Display 30 modified gene names. Index(['ENSMUSG00000102693', 'ENSMUSG00000064842', 'ENSMUSG00000051951', 'ENSMUSG00000102851', 'ENSMUSG00000103377', 'ENSMUSG00000104017', 'ENSMUSG00000103025', 'ENSMUSG00000089699', 'ENSMUSG00000103201', 'ENSMUSG00000103147', 'ENSMUSG00000103161', 'ENSMUSG00000102331', 'ENSMUSG00000102348', 'ENSMUSG00000102592', 'ENSMUSG00000088333', 'ENSMUSG00000102343', 'ENSMUSG00000025900', 'ENSMUSG00000102948', 'ENSMUSG00000104123', 'ENSMUSG00000025902', 'ENSMUSG00000104238', 'ENSMUSG00000102269', 'ENSMUSG00000096126', 'ENSMUSG00000103003', 'ENSMUSG00000104328', 'ENSMUSG00000102735', 'ENSMUSG00000098104', 'ENSMUSG00000102175', 'ENSMUSG00000088000', 'ENSMUSG00000103265'], dtype='object')

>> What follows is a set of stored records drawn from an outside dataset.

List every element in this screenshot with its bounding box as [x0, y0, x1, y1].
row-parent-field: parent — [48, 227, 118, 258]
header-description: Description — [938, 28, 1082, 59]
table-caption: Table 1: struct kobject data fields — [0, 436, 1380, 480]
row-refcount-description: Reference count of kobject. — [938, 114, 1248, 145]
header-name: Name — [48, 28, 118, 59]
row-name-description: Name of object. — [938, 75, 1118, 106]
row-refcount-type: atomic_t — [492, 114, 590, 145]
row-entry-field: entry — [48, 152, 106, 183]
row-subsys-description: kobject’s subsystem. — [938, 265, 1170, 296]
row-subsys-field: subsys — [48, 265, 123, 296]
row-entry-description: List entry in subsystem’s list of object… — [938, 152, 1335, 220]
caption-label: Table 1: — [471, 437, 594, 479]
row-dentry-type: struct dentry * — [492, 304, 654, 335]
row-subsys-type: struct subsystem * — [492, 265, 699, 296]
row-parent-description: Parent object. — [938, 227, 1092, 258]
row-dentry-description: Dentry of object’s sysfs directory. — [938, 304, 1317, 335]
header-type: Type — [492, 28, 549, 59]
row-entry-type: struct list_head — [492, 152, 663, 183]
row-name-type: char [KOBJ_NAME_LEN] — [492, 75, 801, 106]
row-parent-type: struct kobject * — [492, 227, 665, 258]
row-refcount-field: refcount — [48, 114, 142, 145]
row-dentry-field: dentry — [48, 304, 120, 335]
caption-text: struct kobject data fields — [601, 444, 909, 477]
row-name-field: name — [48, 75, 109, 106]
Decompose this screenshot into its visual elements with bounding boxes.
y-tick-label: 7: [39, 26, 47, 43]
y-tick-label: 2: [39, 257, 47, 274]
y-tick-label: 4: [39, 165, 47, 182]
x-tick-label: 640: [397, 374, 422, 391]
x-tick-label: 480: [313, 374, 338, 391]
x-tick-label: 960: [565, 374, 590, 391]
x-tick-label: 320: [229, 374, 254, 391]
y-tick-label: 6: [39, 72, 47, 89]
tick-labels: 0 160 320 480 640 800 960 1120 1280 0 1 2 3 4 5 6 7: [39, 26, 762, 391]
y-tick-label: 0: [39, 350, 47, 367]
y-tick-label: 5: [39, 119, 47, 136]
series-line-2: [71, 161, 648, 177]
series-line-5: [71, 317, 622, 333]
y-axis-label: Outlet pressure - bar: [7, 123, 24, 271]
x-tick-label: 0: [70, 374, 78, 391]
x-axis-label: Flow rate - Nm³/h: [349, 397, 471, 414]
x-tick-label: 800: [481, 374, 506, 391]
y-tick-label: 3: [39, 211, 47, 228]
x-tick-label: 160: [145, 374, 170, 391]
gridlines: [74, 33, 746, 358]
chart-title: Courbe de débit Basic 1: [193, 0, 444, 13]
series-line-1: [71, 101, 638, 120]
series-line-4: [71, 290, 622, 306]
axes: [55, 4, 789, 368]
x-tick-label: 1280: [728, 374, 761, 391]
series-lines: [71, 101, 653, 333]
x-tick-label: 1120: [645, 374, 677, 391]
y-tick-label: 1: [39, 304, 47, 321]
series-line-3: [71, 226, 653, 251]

It would be nice if the tutorial will add an ID conversion step, so that when learning and following your python codes, we won't meet any mismatch between the IDs in AnnData object and the queried IDs in the database.

Yenaled commented 11 months ago

Great! And unfortunately, those tutorials haven't been updated in a long time but, because we just released the new version of kallisto (0.50.0) and bustools (0.43.0), they will undergo complete reconstruction soon.